Un simple faux pas qui aurait pu lui coûter la vie. Empalé sur l’un de ses bâtons de randonnée à plus de trois kilomètres du sommet du Granite Peak, David Cifaldi a pourtant réussi à regagner sa voiture à pied. Une descente de six heures à travers les névés et les pierriers, le bâton toujours planté dans le flanc.
Le 20 juillet dernier, David Cifaldi progresse vers le sommet du Granite Peak, point culminant du Montana à 3 901 mètres, lorsqu’il fait une mauvaise chute. En se retournant, il aperçoit d’abord l’un de ses bâtons au sol, avant de comprendre qu’il s’est empalé sur le second. « J’ai simplement glissé », raconte cet infirmier de 32 ans. Au moment de l’accident, le groupe se trouve encore à un peu plus de trois kilomètres du sommet. Passé le choc, ses réflexes professionnels prennent rapidement le dessus. David respire profondément, tente de déterminer la trajectoire du bâton et demande à ses compagnons de photographier la plaie afin d’évaluer la gravité de sa blessure. Sa cage thoracique et ses poumons semblent avoir été épargnés. « J’étais presque certain que seuls les tissus mous avaient été touchés », explique-t-il.
Le bâton immobilisé avec sa veste de trail
Reste à savoir s’il est encore capable de marcher. Ses amis l’aident à se relever et David fait prudemment quelques pas. Il tient sur ses jambes, n’a pas de vertiges et se sent suffisamment bien pour tenter de redescendre. Plutôt que de retirer le bâton, au risque d’aggraver le saignement, il choisit de le laisser en place et utilise la sangle pectorale de sa veste de trail pour le maintenir. Pendant que l’un de ses compagnons prévient les secours à l’aide d’un appareil Garmin, les trois hommes se préparent à descendre. L’un ouvre la marche et l’aide à franchir les passages difficiles, tandis que l’autre reste derrière lui pour surveiller sa blessure. Il leur reste seize kilomètres à parcourir avant de retrouver leur voiture.

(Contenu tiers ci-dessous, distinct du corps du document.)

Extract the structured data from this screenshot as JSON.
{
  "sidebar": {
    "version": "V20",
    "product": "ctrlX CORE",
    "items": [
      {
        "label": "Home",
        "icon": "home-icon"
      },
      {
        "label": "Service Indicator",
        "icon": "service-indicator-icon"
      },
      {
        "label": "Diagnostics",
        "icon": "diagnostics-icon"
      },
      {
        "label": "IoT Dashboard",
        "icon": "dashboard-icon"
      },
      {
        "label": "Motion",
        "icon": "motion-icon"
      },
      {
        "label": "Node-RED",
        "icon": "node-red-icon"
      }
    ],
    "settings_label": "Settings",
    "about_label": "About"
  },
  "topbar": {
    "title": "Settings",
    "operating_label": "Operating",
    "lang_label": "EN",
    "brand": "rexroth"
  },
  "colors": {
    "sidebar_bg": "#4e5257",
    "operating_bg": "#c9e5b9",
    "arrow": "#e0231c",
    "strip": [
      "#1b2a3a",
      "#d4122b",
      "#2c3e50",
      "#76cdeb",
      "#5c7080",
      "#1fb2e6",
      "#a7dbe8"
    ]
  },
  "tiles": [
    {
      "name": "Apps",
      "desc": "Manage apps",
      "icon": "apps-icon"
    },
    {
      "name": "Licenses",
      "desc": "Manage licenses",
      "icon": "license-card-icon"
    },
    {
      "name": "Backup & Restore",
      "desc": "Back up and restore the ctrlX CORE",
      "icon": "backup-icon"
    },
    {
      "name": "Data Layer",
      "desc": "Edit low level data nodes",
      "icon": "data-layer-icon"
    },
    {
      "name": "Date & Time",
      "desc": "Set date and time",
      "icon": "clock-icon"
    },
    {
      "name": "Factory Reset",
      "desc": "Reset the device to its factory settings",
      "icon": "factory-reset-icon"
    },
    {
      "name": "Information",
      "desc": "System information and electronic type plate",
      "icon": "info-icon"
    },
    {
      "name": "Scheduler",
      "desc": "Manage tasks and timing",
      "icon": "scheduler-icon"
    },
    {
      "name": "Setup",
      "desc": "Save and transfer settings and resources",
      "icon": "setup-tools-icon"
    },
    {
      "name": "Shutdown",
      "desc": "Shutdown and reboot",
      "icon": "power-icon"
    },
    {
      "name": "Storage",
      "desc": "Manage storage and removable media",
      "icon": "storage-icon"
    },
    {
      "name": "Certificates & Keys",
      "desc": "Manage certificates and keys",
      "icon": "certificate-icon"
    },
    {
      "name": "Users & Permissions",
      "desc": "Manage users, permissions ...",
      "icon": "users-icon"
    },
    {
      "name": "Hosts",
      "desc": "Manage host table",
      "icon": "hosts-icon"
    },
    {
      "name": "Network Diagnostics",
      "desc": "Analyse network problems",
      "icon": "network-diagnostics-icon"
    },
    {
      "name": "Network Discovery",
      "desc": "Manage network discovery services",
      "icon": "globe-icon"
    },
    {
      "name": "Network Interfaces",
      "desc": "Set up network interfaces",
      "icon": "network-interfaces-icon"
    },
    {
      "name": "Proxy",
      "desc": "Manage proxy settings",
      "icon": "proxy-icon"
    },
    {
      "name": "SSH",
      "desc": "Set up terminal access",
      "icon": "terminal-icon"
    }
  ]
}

La descente se révèle particulièrement éprouvante. « Il nous a fallu environ six heures », relate David. Le groupe doit traverser des névés, des passages rocheux et une portion réputée difficile du sentier, composée de 36 lacets successifs. À environ six kilomètres de l’arrivée, alors que le trio s’accorde une pause pour reprendre des forces, la tension commence enfin à retomber. « C’est à ce moment-là qu’on a commencé à plaisanter », souffle-t-il. Un signe que la situation semble enfin sous contrôle.
« Nous savions que nous allions nous en sortir »
S’il a réussi à garder son calme pendant toute la descente, il le doit sans doute aux années passées aux urgences comme infirmier. « J’ai l’habitude de gérer des situations stressantes », reconnaît-il. Sans céder à la panique, il poursuit sa descente tandis que ses amis restent en contact avec les secours. Les équipes peuvent ainsi suivre l’évolution de son état et prévenir l’hôpital de son arrivée. De cette mésaventure, David retient surtout l’importance de toujours emporter un moyen fiable de contacter les secours.
Après plusieurs jours douloureux, David se remet progressivement de ses blessures. Le vendredi suivant l’accident, l’équipe chirurgicale lui a retiré le drain placé dans son flanc. « Je suis vraiment reconnaissant pour les soins que j’ai reçus. Une fois redescendu et pris en charge, tout s’est déroulé aussi bien qu’on pouvait l’espérer », confie-t-il. L’accident n’a pourtant pas entamé son envie de retourner en montagne. Dès l’année prochaine, il compte revenir au Granite Peak pour achever l’ascension interrompue par sa chute.